Wrap DDL in if not exists / drop if exists so re-running the same migration is safe:
create table if not exists public.foo ( ... );
drop policy if exists "Public can read foo" on public.foo;
create policy "Public can read foo" on public.foo for select using (true);For constraints (which don't accept if not exists in Postgres 15), use a do $$ begin ... end $$ block:
do $$
begin
if not exists (select 1 from pg_constraint where conname = 'foo_status_check') then
alter table public.foo add constraint foo_status_check check (status in ('a', 'b'));
end if;
end $$;Every new table must:
alter table public.<name> enable row level security;- Ship at least one policy in the same migration.
If you intentionally want a public-readable table, write for select using (true) rather than leaving RLS off. Document the choice in a comment.

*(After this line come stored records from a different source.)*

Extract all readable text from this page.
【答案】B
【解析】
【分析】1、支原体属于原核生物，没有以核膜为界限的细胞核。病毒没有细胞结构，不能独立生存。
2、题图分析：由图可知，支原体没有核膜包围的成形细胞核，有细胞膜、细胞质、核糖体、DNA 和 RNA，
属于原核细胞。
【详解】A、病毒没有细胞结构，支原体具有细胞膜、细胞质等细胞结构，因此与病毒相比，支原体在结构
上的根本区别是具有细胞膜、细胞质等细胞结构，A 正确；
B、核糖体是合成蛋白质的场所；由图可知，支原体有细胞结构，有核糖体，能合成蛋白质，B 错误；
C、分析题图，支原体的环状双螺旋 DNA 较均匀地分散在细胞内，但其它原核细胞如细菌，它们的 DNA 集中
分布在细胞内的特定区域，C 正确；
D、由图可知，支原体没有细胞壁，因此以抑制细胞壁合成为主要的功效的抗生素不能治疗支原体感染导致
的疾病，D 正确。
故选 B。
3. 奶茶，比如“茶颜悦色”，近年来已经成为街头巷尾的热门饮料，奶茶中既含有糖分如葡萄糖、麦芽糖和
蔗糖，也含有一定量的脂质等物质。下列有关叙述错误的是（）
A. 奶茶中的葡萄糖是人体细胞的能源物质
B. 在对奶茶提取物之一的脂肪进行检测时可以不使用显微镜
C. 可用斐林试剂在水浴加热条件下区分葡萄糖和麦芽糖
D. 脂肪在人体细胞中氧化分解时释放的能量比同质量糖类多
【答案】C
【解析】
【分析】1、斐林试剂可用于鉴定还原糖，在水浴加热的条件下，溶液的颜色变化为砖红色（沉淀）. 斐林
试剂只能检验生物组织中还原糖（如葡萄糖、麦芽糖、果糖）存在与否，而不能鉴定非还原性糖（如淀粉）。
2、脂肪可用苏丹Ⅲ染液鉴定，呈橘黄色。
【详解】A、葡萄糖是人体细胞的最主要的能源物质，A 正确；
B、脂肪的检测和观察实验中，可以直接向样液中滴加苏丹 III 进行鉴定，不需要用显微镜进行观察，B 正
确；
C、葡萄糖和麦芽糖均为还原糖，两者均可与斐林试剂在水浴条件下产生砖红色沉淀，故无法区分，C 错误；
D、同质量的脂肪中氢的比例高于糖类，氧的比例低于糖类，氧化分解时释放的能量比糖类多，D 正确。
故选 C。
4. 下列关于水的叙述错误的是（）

If you add a NOT NULL column to a populated table, you need either a default clause that satisfies existing rows, or a separate update step inside the same migration. See 20260524180000_add_event_submission_workflow.sql for the pattern (and why the where-clause reads as a no-op safety belt).
Whoever runs the migration in the Supabase dashboard reads the SQL once. Inline comments explaining why (not just what) save the next person from re-deriving the design.
supabase/config.toml ships a local stack config. To work against it: supabase start (CLI). Most contributors point straight at the shared Supabase project via NEXT_PUBLIC_SUPABASE_URL and don't run the local stack.
There's no automated rollback. Either:
- Write and run a reverse migration (
drop column ..., etc.) as a new dated file. - Or restore from a Supabase backup (project dashboard → Database → Backups).
Prefer forward fixes (new migration) over rollback when the change has already landed in shared environments.